You can make it if you click on the record.
1974
I DON'T KNOW IF I CAN MAKE IT * DAWSON SMITH * SCEPTER 12400 * USA
Dawson Smith sounds like a Country & Western singers name, but this cat is as Funky as they come (click on the record to hear) but what he's singing about could easily be found in Country & Western or any form of quality Popular music: the economy, and how it is controlled by financial and political elites that always seem to keep the vast majority of people in (relative) penury.
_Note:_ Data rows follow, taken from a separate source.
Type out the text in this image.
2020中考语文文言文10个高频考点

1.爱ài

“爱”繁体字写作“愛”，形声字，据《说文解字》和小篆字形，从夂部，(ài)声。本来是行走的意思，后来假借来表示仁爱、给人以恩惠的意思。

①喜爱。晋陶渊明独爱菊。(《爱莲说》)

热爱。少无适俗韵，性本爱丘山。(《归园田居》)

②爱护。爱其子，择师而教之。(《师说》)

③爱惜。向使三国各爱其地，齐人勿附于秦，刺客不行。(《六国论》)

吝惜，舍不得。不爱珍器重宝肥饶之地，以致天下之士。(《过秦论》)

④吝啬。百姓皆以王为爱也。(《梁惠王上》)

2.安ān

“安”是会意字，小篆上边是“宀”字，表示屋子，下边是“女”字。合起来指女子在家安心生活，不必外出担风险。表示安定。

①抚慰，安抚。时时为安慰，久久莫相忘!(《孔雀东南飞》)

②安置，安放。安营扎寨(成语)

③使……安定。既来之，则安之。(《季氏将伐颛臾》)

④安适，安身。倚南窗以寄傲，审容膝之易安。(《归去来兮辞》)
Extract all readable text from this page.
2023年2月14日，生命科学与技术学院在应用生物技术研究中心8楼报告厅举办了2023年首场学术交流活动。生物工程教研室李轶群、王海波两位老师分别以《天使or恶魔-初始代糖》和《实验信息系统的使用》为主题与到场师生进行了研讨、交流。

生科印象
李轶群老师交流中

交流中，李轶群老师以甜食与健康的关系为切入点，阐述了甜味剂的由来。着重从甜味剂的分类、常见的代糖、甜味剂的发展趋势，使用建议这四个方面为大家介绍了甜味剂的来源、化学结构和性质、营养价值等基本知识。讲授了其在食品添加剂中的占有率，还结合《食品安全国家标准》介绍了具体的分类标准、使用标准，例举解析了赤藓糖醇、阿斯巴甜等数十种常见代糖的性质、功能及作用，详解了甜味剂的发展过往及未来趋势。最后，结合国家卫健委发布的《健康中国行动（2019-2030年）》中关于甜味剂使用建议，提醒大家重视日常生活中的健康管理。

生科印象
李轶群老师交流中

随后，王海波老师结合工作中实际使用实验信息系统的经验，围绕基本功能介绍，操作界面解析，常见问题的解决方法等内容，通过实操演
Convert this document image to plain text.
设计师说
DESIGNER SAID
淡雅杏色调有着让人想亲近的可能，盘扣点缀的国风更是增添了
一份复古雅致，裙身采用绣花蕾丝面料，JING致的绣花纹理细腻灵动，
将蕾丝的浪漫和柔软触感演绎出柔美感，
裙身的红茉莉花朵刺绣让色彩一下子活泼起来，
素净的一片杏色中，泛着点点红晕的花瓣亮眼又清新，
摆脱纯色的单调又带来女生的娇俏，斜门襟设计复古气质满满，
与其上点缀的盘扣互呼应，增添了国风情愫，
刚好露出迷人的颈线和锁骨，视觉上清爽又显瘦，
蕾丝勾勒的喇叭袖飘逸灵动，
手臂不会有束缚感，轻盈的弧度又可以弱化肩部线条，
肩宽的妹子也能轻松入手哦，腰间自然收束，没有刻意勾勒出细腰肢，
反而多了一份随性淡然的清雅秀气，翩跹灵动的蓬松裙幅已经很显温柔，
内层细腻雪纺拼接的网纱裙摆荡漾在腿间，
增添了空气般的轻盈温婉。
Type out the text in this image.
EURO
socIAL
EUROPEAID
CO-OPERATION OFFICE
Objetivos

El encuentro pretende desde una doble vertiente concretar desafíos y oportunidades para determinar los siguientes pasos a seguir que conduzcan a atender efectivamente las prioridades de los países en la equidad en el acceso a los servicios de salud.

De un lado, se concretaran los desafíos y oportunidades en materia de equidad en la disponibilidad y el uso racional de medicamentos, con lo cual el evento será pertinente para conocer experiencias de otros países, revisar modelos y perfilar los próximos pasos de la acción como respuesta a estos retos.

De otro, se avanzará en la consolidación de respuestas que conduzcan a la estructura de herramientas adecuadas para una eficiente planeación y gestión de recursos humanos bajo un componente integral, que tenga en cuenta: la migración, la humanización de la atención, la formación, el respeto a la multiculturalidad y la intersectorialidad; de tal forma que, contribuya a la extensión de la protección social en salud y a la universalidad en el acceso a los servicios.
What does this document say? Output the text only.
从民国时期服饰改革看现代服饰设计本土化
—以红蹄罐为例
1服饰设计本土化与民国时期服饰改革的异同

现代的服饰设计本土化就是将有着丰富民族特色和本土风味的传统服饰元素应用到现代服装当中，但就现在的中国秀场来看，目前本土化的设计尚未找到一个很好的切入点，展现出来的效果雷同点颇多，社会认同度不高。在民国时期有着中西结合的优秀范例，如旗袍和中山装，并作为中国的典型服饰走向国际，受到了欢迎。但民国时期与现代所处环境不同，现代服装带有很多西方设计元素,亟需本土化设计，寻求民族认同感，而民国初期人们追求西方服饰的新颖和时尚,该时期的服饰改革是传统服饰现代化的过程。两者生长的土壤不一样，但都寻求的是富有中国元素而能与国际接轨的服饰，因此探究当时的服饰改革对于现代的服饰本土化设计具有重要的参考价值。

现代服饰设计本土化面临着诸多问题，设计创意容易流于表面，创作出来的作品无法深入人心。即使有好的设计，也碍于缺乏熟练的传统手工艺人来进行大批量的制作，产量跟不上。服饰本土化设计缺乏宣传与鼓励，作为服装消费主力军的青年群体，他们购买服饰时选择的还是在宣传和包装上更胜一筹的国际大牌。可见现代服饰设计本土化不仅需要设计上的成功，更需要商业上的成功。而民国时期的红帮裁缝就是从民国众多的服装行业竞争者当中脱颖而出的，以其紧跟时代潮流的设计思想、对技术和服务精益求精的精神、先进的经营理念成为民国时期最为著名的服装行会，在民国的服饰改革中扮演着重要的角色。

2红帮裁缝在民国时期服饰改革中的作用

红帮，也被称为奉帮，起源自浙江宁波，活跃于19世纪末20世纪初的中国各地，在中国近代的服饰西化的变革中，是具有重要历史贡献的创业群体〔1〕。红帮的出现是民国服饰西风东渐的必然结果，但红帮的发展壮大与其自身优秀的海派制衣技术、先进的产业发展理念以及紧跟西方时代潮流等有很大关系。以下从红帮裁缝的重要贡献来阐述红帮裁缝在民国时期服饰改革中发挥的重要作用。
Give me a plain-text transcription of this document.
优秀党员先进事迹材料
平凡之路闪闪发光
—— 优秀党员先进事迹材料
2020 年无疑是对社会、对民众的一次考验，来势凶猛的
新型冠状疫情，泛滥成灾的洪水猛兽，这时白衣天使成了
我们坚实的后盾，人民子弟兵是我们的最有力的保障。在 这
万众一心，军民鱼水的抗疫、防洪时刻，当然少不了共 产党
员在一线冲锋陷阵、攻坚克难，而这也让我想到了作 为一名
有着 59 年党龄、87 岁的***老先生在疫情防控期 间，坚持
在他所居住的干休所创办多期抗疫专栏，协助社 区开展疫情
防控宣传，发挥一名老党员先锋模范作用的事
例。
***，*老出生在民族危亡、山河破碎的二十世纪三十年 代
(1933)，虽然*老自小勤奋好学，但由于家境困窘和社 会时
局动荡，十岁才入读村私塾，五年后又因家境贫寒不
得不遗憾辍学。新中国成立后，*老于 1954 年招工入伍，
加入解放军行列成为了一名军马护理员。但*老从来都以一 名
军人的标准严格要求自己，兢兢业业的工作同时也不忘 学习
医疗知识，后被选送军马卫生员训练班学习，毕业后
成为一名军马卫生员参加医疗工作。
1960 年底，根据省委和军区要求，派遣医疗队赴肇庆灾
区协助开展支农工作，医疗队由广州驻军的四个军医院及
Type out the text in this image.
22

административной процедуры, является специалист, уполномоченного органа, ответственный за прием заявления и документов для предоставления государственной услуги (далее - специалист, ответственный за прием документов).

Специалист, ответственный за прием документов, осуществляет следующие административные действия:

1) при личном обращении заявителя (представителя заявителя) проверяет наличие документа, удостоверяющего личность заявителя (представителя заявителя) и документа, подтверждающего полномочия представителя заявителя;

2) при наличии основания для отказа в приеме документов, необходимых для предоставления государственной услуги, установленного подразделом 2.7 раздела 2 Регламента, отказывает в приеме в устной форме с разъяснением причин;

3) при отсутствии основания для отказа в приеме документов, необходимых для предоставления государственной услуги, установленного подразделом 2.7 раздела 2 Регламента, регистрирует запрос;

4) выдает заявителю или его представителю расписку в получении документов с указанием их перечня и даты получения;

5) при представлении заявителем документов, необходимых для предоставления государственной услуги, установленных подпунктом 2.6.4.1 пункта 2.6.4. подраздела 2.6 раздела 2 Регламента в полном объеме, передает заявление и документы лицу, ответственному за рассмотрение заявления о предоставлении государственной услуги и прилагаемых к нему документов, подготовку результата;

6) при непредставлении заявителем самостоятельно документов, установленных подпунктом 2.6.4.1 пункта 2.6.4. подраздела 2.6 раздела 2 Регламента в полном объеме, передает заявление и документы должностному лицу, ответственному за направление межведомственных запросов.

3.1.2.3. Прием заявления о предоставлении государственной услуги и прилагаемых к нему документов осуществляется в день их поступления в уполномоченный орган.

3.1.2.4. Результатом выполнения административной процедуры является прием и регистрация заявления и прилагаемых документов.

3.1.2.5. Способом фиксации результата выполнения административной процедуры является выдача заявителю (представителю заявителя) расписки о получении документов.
Occasionally these money men and their running dogs: the politicians, mess up big time. In the last half century the economy in the UK has experienced these troubled economic times. Firstly with Leonard James Callaghan, aka 'Jim' Callaghan, who, as Chancellor of the Exchequer of Labour government from 1964 to 1967, failed to master a balance of payments deficit resulting in the devaluation of the pound sterling. Despite this catastrophic failure he was not sacked, and like 99% of failed public sector workers, was given another top job as Home Sectary! But this wasn't to be the last the British public would have to endure the incompetent 'Sunny Jim' as Home Sectary he took responsibility for renegotiating the terms of Britain's membership of the EUSSR or Common Market as it was generally known back then, that the great white traitorous slug: the 'Conservative' Prime Minister Edward 'Ted' Heath, who also brought in another weapon in the armory of global money men: decimalization. 'Big Jim's' final act in power, (by now the failure had become Prime Minister!) was the 'Winter of Discontent', leaving the country bankrupt and known as 'The sick man of Europe, which prompted the leader of the incoming Conservative government, Margaret Thatcher, to say "The problem with socialism is that eventually you run out of other people's money". A truism that was especially apt of the previous New Labour administration under Blair and the unbelievably incompetent Gorgon Brown that over a period of thirteen years not only sold off the British gold reserves at a discount but after spending all the money in the treasury went on an electioneering spend fest, an economic scorched earth policy, by conjuring up money from the 'magic money tree' (quantitative easing); and who's chief secretary of the Treasury, the smug faced Liam Byrne, left a note on his desk for his successor which said "there's no money left".